Gözünü kaçırdığın yerde sevgi değil, tahakküm başlar. Kendine dön, sesine kulak ver. Çünkü asıl güç, seni tüketmeye çalışanı fark ettiğin anda başlar. Ve artık, oyunun kuralını sen yazarsın.
Sen hiç birinin gözlerine bakarken “bu bana iyi gelmiyor” hissine rağmen orada kalmaya devam ettin mi? Belki de seni çekip çeviren o karizma değil, manipülasyondu. Makyavelist biriyle karşılaşmak, karanlıkta pusulasız kalmak gibi; sana yön veriyor ama gideceğin yer onun menfaatinden başka bir şey değil.
Makyavelizm, yalnızca siyaset kitaplarında kalmış soğuk bir kavram değil. Gülümseyen bir sevgilide, güvendiğin bir arkadaşa dönüşmüş olabilir. Bu kişilik özelliği; amaç için her yol mübah diyerek yola çıkar, ama geride güveni, aidiyeti ve seni paramparça bırakır. Psikolojide bu yapı “karanlık üçlü”nün bir parçasıdır; narsisizm ve psikopatiyle kardeştir. Ama Makyavelist, diğerlerinden daha sinsidir. O sana dokunmaz, seni inandırır. Kendini sevdirmeyi değil, kullanmayı seçer.
İngiliz yazar Jon Ronson, “Psikopat Testi” adlı kitabında şöyle der:
“Empatinin zayıf olduğu bir dünyada, en başarılı olanlar bazen en vicdansızlar olur.”
Ve biz bazen bu başarıya hayran kalırız, bilmeden onu besleriz.
Senin de başına gelmiştir. Önce seni yüceltir. “Sen bensiz eksiksin” bakışıyla sarar.
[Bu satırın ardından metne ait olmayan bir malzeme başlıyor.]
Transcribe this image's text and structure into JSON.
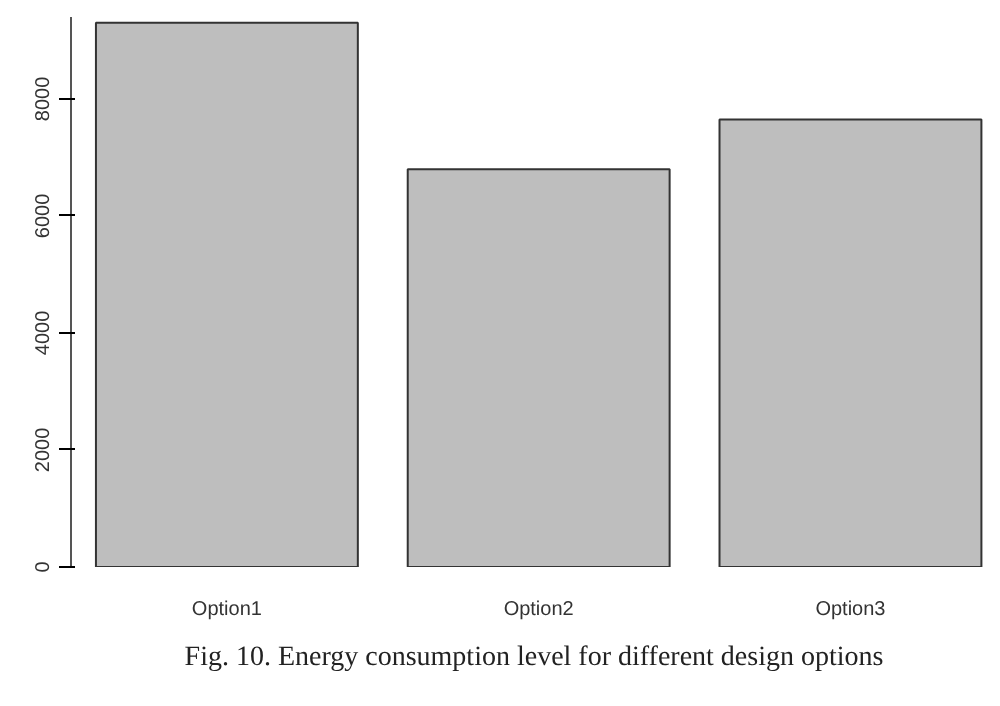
{
  "chart_data": {
    "type": "bar",
    "categories": [
      "Option1",
      "Option2",
      "Option3"
    ],
    "values": [
      9300,
      6800,
      7650
    ],
    "color": "#bebebe",
    "ylim": [
      0,
      9400
    ],
    "yticks": [
      0,
      2000,
      4000,
      6000,
      8000
    ],
    "grid": false,
    "annotations": [
      "Fig. 10. Energy consumption level for different design options"
    ]
  }
}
Ama bir gün bir bakmışsın, kendi hayatında figüran olmuşsun. İşte o an, uyanma anıdır. Çünkü Makyavelist kişi, senin sınırlarını test ederek seni yavaş yavaş siler.
Bu yazıyı okurken belki de zihninde bir kişi beliriyor. Ve evet, sezgilerin seni yanıltmaz. O “bir şeyler yanlış” hissi, ruhunun kendini savunma şeklidir. Onu bastırma.
Bu dünyada bazı insanlar bir ormanın gölgesi gibidir; serinletir sanırsın, oysa altında hiçbir şey yeşermez. Makyavelist bir ilişkide, sonunda hep senin sesin kısılır.
Ama unutma: Gözünü kaçırdığın yerde sevgi değil, tahakküm başlar. Kendine dön, sesine kulak ver. Çünkü asıl güç, seni tüketmeye çalışanı fark ettiğin anda başlar. Ve artık, oyunun kuralını sen yazarsın.